The long-awaited approval from Beijing came after Glencore agreed to sell its stake in Xstrata's copper mining project in Las Bambas, Peru to a buyer approved by Chinese authorities.
It also agreed to supply a minimum volume of copper concentrate to China for a period of eight years.
Separately, Xstrata announced that its chief executive Mick Davis would not take the same role at the combined group for six months as had previously been intended – allowing Glencore's South Africa-born CEO Ivan Glasenberg to take control of the company straight away.
Mr Davis will "step down from Xstrata plc upon completion of the merger, currently expected to be 2 May 2013," Xstrata said in a statement.
He will receive a £4.6 million payment on top of the £9.6 million he was already due as part of the deal.

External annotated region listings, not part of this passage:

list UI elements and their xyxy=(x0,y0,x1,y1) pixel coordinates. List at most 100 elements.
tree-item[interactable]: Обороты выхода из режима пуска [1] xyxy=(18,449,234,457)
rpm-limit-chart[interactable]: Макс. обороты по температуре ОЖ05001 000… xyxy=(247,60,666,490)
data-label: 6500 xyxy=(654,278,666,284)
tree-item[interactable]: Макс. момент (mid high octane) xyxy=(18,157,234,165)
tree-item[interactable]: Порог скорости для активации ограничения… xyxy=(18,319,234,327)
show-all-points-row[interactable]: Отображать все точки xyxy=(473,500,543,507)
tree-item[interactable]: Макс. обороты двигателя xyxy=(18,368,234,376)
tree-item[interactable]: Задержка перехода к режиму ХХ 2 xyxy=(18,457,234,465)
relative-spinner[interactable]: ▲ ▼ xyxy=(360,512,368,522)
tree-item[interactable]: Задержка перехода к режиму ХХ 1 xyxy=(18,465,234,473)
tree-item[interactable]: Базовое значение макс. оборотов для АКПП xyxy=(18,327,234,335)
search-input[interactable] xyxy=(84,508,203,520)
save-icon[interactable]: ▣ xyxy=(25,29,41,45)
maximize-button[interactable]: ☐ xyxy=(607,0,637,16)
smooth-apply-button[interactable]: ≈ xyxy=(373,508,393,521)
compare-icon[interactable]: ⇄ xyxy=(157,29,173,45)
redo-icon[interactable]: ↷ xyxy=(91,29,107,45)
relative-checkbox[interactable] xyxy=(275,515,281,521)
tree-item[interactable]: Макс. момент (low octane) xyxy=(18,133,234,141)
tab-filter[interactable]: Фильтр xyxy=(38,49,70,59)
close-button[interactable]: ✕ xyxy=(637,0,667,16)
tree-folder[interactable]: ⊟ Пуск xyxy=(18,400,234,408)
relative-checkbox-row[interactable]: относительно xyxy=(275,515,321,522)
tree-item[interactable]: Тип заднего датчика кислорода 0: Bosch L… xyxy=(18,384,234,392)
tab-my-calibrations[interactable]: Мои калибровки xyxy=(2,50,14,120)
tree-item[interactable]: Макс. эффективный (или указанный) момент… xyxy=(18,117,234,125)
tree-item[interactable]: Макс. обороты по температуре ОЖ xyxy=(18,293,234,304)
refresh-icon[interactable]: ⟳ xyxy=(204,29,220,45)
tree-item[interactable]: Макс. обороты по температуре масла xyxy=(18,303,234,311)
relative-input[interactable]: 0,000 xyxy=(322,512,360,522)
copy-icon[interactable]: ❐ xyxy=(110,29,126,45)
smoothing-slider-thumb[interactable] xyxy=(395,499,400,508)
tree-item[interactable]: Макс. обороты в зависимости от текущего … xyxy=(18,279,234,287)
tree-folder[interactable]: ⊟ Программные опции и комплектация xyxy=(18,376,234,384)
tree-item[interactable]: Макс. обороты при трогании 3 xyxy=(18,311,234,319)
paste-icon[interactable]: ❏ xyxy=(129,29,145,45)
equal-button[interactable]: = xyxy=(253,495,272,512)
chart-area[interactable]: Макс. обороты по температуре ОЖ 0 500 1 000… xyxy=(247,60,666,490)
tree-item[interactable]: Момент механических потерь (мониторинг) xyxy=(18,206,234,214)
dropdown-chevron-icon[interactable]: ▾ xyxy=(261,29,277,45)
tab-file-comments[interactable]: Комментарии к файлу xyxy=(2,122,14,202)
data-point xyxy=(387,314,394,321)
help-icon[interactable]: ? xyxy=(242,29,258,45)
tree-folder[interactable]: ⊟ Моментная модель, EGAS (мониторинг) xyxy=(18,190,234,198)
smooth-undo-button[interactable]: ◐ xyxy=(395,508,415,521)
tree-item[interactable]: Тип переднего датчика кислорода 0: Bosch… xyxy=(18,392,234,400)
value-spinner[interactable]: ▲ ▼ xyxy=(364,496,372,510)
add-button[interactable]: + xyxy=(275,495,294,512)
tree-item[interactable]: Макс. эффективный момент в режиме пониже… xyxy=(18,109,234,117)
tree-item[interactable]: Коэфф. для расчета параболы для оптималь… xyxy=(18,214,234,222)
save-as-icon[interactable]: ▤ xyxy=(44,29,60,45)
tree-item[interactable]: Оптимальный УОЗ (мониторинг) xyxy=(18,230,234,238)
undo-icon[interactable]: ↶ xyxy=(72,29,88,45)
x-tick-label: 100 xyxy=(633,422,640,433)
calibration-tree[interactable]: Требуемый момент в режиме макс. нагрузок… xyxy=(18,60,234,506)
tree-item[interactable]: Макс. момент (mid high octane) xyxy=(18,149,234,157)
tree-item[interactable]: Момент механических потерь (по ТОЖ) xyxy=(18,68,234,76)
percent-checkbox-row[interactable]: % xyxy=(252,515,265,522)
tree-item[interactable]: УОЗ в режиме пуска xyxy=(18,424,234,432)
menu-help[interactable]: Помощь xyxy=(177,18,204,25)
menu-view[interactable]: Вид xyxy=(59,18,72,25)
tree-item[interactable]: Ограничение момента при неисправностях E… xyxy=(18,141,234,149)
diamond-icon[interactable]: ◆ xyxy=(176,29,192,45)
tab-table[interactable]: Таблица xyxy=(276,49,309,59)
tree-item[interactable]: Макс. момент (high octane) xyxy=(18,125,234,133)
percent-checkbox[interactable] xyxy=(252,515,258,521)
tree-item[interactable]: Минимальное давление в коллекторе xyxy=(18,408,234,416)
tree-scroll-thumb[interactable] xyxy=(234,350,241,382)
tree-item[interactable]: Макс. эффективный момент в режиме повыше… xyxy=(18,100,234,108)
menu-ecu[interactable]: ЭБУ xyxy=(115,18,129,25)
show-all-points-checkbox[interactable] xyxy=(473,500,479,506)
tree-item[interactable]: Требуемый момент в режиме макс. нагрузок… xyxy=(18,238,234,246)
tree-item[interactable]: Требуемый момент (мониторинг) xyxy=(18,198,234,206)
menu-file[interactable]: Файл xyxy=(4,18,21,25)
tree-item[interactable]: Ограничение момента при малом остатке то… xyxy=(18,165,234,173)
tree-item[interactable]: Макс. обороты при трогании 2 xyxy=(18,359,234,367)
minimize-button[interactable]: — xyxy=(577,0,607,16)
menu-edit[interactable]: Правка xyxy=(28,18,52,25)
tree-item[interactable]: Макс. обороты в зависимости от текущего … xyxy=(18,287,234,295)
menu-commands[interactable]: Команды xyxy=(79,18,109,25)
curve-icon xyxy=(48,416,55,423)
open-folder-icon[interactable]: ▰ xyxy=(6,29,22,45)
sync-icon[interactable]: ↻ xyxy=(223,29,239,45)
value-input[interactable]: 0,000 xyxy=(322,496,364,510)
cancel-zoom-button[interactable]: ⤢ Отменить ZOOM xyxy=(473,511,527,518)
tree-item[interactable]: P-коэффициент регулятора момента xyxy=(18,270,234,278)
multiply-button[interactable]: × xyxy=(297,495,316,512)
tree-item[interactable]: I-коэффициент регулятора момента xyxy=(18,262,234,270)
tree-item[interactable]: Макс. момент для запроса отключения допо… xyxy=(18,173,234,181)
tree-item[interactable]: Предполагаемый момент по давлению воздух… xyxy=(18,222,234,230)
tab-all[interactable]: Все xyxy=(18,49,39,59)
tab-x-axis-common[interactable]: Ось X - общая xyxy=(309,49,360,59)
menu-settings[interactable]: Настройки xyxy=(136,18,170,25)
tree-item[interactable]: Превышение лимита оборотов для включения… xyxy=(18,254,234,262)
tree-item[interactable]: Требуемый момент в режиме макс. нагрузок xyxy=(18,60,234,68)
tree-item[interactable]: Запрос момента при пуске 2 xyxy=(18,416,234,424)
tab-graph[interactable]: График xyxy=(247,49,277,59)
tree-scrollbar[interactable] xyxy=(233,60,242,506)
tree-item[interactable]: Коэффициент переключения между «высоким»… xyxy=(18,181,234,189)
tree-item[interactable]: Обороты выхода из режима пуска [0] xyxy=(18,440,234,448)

He will act as a consultant to the combined group until June 30 to assist with an orderly handover.
"I look back on the past eleven years at Xstrata with enormous satisfaction. I have had the great pleasure and privilege of working with a talented and committed group of leaders. Together we were able to build a $50 billion global company from a $500 million minnow, delivering significant returns to our shareholders in the process," Davis said. "At the same time we created a unique culture that empowered individuals to perform and identify opportunities to create value, while making a positive and lasting contribution to the communities and countries in which we work."
The merger will create one of the world's biggest metals and commodities firms.